Tratto dalla pièce teatrale di Yasmina Reza, Polanski si trova decisamente a proprio agio nel portare sul grande schermo una storia ambientata in un unico luogo, come già aveva fatto in “Rosemary’s baby”. La claustrofobia dell’unico set è l’ allegoria perfetta per scandagliare a fondo l’anima dei quattro protagonisti. Il film è quasi tutto fatto dalla splendida sceneggiatura: tanti dialoghi, a tratti surreali, che riescono a mettere i luce i caratteri dei personaggi, regalando allo spettatore spunti di riflessione e ironiche risate. Si prova quasi il sentimento di trovarsi di fronte ad una commedia del teatro dell’assurdo o di fronte ad un film di Bunuel, soprattutto per l’impossibilità dei protagonisti di poter lasciare alle proprie spalle quell’appartamento, come se ci fosse una forza oscura che li tenga obbligatoriamente insieme, nonostante la poca “simpatia” l’uno dell’altro. 
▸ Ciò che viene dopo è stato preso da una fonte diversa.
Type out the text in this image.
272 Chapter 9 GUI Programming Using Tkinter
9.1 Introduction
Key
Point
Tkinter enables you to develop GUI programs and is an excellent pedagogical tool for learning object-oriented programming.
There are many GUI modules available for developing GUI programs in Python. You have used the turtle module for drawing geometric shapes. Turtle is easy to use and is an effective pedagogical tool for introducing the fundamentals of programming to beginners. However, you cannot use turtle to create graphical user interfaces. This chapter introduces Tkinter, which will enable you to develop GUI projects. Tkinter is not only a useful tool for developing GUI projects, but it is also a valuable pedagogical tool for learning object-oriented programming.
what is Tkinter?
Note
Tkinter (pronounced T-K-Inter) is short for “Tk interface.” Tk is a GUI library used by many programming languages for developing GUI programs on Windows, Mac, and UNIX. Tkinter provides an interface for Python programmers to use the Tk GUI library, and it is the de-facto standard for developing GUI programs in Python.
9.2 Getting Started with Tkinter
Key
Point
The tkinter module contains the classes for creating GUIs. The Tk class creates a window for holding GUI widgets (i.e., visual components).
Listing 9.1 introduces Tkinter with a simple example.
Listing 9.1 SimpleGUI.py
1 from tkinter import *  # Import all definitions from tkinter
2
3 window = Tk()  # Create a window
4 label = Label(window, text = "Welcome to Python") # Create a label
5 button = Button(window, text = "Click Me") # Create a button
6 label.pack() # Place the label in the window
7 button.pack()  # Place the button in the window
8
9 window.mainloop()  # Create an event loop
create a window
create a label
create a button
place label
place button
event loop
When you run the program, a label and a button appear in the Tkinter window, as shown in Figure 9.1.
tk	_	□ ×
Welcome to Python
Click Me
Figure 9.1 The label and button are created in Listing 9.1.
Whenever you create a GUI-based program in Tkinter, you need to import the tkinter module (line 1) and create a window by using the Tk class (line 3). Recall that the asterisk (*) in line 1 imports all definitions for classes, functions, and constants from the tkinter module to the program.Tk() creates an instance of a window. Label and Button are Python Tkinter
Niente da dir sulla bravura degli attori: del resto per realizzare una pellicola di circa 80 minuti, dove non succede quasi nulla, è necessario poter contare su di un cast d’eccezione: Kate Winslet, Jodie Foster, Christopher Waltz e John C. Reilly, tutti e quattro papabili per la vittoria della coppa Volpi. Un film godibile, con un finale anche fin troppo speranzoso sulle sorti del mondo.